Domestic team information
- 1864: Marylebone Cricket Club

Career statistics
| Competition | First-class |
| Matches | 1 |
| Runs scored | 5 |
| Batting average | 5.00 |
| 100s/50s | –/– |
| Top score | 4 |
| Catches/stumpings | –/– |
- Source: Cricinfo, 19 October 2021

= George Traill (British Army officer) =

English cricketer and British Army officer

George Balfour Traill (20 June 1833 — 20 November 1913) was a British Indian Army and British Army officer and an English first-class cricketer.

==Life==
The son of James Traill senior (1794–1873), a Metropolitan police magistrate, and his wife Caroline Whateley, he was the younger brother of James Christie Traill, born in June 1833 at Lewisham. He was commissioned into the British Indian Army as a cornet in December 1852. He served during the Indian Rebellion of 1857 and was present at the Siege of Delhi, the Battle of Agra and the Siege of Lucknow. He was promoted to lieutenant during the rebellion in July 1857, with promotion to second captain following in October 1861, with Traill having transferred from the Bengal Artillery to the Royal Artillery.

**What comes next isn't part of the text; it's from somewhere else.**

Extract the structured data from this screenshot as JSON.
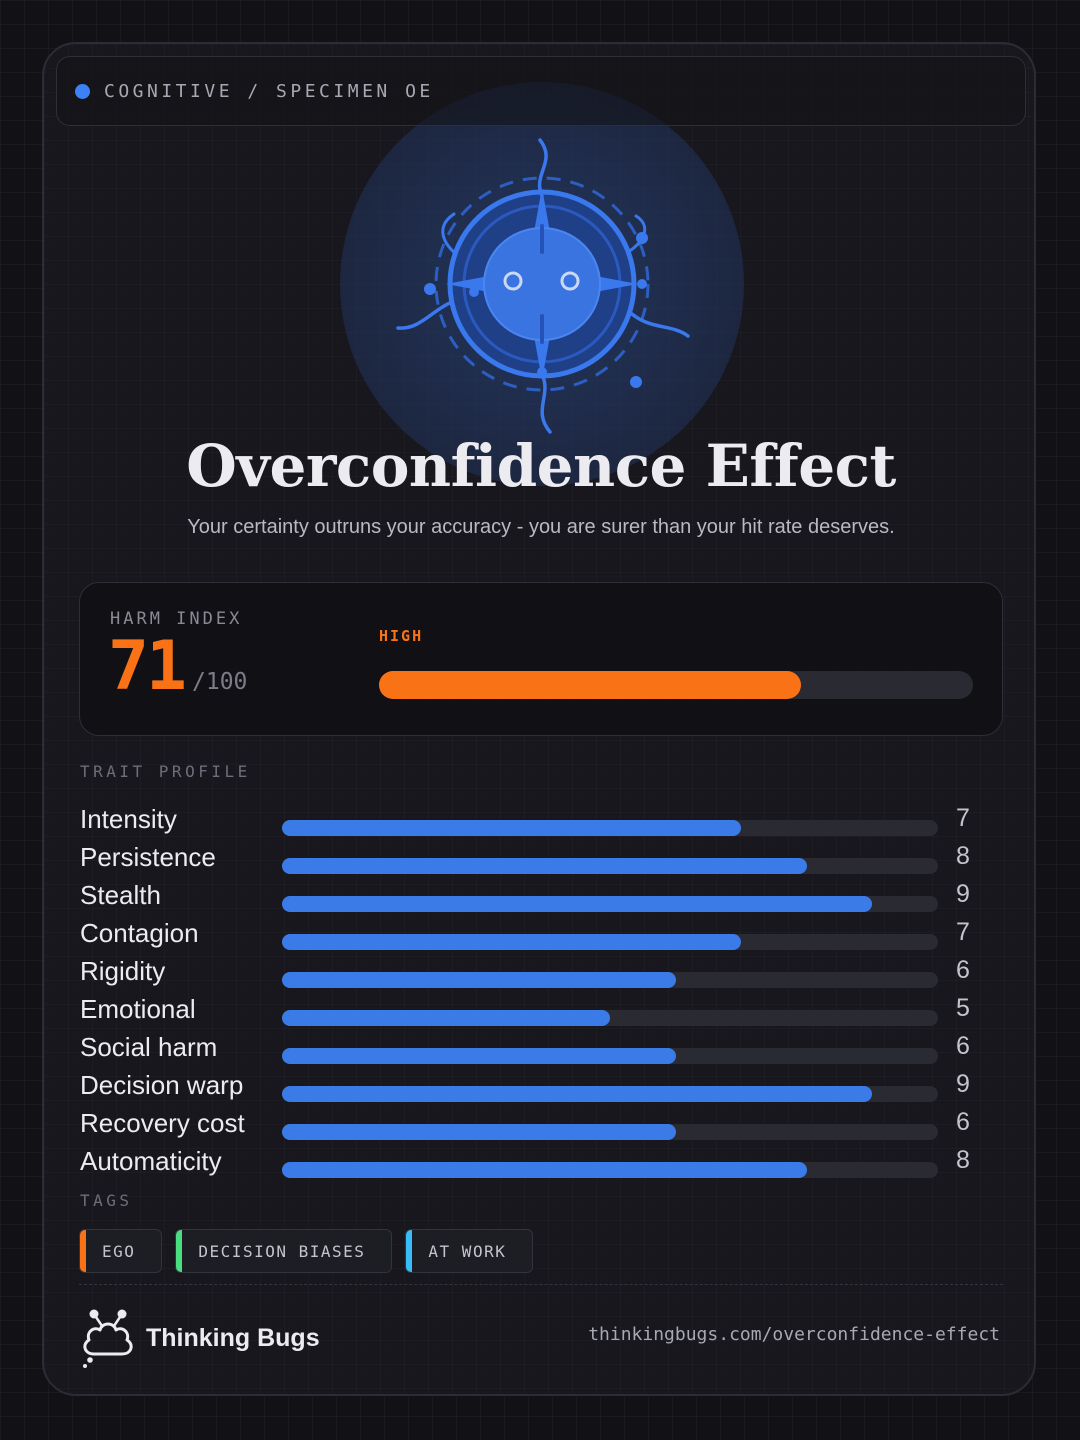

As his military career progressed, Traill gained the rank of captain in December 1869, before being promoted to major in July 1874. A further promotion to lieutenant colonel followed, with Traill being appointed to the Staff as an Assistant Adjutant and Quartermaster-General in Ireland in April 1882. He was promoted to colonel in December of that year, before retiring in December 1887 and being granted the honorary rank of major-general. On occasion of the 50th anniversary of the Indian Rebellion, Traill was made a Member of the Order of the Bath in the 1907 Birthday Honours. He died at Battersea Park in November 1913.

==Cricketer==
Traill played first-class cricket for the Marylebone Cricket Club (MCC) against Middlesex at Islington in 1864. Batting twice in the match, he was ended the MCC's first innings not out on 1, while in their second innings he opened the batting and was dismissed for 4 runs by V. E. Walker.

His brothers James and William both played first-class cricket.

==Family==
Traill married in 1876 Juliana Evans, 4th daughter of Edward Bourchier Hartopp, as her second husband. She had previously been married to Charles Shuttleworth Holden of Aston Hall, Derbyshire, who died in 1872. Edward Charles Shuttleworth Holden (1865–1916) was her son by the first marriage.